If you understand how LLMs work, you should disregard tests such as: - How many ...

firebaze · 2025-01-02T18:48:01 1735843681

Ask a LLM to spell "Strawberry" one character per line. Claude's output, for example:

> Here's "strawberry" spelled out one character per line: s t r a w b e r r y

Most LLMs can handle that perfectly. Meaning, they can abstract over tokens into individual characters. Yet, most lack the ability to perform that multi-level inference to count individual 'r's.

From this perspective, I think it's the opposite. Something like the strawberry-tests is a good indicator how far the LLM is able to connect individually easy, but not readily interconnected steps.

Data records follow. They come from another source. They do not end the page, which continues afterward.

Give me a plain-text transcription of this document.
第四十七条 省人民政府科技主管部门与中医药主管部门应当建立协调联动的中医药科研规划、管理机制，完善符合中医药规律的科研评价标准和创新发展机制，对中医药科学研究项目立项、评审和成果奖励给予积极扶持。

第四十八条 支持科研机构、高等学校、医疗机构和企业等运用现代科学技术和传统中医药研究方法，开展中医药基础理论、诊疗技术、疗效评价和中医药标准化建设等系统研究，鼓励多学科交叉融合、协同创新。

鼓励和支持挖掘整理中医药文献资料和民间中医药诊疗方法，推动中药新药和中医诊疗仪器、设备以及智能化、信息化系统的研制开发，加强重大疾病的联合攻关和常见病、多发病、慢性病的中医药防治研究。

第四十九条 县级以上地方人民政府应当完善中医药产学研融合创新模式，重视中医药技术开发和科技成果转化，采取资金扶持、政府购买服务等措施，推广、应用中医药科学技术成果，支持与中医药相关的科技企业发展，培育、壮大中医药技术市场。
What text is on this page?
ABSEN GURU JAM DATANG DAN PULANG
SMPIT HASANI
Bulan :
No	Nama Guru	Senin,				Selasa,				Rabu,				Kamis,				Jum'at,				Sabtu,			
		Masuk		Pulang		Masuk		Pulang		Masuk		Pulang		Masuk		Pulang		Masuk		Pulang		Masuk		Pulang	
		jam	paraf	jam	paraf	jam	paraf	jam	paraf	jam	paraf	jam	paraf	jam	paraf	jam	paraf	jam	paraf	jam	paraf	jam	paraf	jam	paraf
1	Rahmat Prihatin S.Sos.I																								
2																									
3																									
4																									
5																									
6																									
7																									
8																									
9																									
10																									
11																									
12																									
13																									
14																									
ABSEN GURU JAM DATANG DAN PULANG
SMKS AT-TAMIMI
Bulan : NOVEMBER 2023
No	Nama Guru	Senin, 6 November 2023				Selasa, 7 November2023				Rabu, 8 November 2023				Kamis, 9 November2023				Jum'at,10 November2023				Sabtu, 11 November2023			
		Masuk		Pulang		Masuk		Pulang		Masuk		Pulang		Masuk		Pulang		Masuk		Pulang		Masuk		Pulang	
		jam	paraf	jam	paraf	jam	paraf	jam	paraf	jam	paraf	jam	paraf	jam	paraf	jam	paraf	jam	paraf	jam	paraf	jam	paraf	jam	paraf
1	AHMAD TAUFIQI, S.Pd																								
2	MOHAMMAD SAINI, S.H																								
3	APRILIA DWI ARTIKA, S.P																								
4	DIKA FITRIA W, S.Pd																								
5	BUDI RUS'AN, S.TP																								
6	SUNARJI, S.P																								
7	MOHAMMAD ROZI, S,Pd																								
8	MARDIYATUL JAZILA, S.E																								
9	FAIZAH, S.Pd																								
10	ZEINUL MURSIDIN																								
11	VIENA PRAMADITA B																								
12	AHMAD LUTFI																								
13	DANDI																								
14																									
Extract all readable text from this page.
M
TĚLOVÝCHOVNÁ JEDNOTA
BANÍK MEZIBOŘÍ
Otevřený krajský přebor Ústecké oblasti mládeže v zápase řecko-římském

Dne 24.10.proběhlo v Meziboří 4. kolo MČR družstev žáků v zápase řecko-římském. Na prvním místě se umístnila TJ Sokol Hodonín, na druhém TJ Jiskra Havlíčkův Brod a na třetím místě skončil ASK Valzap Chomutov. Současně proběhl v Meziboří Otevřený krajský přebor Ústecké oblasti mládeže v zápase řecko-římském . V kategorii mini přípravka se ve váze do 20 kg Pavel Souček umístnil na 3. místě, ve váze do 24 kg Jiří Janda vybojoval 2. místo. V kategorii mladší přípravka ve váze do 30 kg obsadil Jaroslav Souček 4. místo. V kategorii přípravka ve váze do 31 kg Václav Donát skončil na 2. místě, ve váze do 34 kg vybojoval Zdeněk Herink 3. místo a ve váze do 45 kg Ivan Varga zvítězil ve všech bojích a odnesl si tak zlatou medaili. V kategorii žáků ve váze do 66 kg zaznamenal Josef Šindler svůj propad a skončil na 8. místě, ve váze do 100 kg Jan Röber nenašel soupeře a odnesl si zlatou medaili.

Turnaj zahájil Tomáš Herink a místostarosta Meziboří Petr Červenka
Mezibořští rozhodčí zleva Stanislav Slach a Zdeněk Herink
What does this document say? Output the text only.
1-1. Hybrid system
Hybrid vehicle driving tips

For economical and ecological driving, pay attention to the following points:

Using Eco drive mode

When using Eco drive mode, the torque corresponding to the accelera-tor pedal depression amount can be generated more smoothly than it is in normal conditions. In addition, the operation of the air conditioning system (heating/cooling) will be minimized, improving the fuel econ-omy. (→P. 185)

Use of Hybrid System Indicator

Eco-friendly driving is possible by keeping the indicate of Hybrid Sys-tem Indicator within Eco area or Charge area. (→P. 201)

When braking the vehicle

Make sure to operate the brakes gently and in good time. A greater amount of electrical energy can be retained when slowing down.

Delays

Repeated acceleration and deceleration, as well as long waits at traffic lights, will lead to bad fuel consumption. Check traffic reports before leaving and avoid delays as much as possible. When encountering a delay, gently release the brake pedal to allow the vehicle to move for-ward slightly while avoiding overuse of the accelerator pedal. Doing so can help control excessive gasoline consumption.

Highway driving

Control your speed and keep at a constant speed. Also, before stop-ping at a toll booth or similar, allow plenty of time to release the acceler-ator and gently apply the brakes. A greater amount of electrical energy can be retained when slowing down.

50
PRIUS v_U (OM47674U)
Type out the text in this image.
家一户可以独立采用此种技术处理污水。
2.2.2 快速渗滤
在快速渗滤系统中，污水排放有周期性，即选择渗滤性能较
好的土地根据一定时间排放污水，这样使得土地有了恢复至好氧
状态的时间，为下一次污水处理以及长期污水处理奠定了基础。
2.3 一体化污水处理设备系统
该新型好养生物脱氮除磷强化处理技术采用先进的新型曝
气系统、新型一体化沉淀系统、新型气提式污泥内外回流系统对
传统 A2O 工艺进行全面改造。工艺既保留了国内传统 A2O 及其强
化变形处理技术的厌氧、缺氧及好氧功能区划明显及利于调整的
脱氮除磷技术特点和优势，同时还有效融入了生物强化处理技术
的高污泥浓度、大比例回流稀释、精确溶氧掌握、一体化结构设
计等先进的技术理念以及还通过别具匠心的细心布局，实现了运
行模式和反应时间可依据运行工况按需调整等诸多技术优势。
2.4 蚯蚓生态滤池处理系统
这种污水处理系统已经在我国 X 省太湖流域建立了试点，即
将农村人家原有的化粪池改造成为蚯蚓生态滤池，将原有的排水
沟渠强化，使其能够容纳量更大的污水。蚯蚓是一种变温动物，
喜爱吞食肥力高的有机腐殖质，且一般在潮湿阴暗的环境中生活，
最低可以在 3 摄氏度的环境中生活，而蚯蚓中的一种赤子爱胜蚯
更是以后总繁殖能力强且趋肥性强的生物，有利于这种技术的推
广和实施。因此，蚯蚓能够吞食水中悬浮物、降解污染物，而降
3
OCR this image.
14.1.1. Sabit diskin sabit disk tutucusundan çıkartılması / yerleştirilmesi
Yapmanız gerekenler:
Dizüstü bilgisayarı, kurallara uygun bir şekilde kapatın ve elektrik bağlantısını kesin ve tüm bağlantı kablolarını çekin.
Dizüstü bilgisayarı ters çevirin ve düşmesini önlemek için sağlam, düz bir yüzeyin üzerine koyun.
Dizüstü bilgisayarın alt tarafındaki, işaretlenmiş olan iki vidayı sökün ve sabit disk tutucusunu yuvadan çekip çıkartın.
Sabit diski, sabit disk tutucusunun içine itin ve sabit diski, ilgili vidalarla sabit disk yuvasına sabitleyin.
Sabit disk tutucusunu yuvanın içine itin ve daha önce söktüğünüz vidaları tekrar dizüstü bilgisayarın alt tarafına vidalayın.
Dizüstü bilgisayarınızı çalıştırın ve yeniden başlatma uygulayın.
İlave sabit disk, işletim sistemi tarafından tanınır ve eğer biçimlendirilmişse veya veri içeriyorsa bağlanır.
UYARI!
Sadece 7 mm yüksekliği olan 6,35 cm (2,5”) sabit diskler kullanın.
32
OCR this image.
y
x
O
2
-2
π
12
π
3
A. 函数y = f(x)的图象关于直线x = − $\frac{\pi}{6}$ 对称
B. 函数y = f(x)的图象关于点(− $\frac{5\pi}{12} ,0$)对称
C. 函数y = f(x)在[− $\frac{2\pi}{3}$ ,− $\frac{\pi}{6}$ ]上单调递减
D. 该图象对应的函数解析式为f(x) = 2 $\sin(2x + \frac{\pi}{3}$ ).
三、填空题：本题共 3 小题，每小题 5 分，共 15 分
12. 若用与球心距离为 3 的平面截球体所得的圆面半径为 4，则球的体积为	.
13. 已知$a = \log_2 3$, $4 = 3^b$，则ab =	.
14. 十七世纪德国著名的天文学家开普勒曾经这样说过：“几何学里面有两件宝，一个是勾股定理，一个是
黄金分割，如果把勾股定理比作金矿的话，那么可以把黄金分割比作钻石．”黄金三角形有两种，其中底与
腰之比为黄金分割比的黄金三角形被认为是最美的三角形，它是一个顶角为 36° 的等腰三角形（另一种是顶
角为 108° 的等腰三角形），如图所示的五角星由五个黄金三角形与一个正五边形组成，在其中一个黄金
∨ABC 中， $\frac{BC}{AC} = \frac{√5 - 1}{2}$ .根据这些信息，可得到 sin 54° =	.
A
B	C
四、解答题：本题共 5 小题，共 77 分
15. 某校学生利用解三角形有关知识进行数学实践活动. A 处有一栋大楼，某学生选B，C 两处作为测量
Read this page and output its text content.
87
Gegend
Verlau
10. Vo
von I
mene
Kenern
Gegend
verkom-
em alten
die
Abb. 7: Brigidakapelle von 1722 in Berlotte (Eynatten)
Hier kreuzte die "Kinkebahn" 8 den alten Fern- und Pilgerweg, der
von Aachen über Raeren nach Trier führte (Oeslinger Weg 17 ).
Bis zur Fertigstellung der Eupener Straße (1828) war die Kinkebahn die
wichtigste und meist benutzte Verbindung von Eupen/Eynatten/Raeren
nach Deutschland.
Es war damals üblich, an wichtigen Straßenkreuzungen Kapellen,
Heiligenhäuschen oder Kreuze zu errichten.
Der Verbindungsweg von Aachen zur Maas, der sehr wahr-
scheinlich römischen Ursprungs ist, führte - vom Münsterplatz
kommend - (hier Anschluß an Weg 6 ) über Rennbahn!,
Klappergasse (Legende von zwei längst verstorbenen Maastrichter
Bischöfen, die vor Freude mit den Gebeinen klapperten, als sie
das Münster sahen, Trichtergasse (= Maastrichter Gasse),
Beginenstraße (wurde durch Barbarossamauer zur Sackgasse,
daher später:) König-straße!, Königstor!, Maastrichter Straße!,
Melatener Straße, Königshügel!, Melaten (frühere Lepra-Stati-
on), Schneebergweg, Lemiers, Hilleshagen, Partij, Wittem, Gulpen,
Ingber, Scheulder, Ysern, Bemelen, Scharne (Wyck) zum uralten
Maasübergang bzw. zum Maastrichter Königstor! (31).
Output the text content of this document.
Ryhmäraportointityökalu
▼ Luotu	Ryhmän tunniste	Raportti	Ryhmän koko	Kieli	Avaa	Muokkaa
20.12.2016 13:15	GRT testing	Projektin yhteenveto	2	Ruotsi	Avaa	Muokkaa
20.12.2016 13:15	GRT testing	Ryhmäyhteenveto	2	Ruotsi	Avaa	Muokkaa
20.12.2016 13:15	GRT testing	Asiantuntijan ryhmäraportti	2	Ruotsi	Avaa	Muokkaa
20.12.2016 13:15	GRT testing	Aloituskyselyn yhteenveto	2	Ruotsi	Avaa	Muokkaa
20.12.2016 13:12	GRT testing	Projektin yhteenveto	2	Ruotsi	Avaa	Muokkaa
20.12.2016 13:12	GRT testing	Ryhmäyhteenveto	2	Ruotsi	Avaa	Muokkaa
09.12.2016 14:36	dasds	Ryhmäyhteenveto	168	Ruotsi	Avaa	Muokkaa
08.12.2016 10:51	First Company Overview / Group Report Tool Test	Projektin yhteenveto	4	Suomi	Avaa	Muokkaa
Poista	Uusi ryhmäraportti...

darksaints · 2025-01-02T20:49:48 1735850988

The funny thing about those "tests" is that LLMs are judged by their ability to do that themselves, as opposed to their ability to write code that does it. The best LLMs still fail at doing the task themselves, because they fundamentally are not designed to do anything except predict tokens. But they absolutely can write code that does it perfectly, and can write code that does so many things better than that.

maccam912 · 2025-01-02T19:21:54 1735845714

I'm not going to argue these are good tests, if you asked a coworker these questions they'd look at you weird, but what surprised me is how well you can encode a sentence never written down before, put it through base64 encoding, and then ask an llm to decode it. And the good models can do this surprisingly well.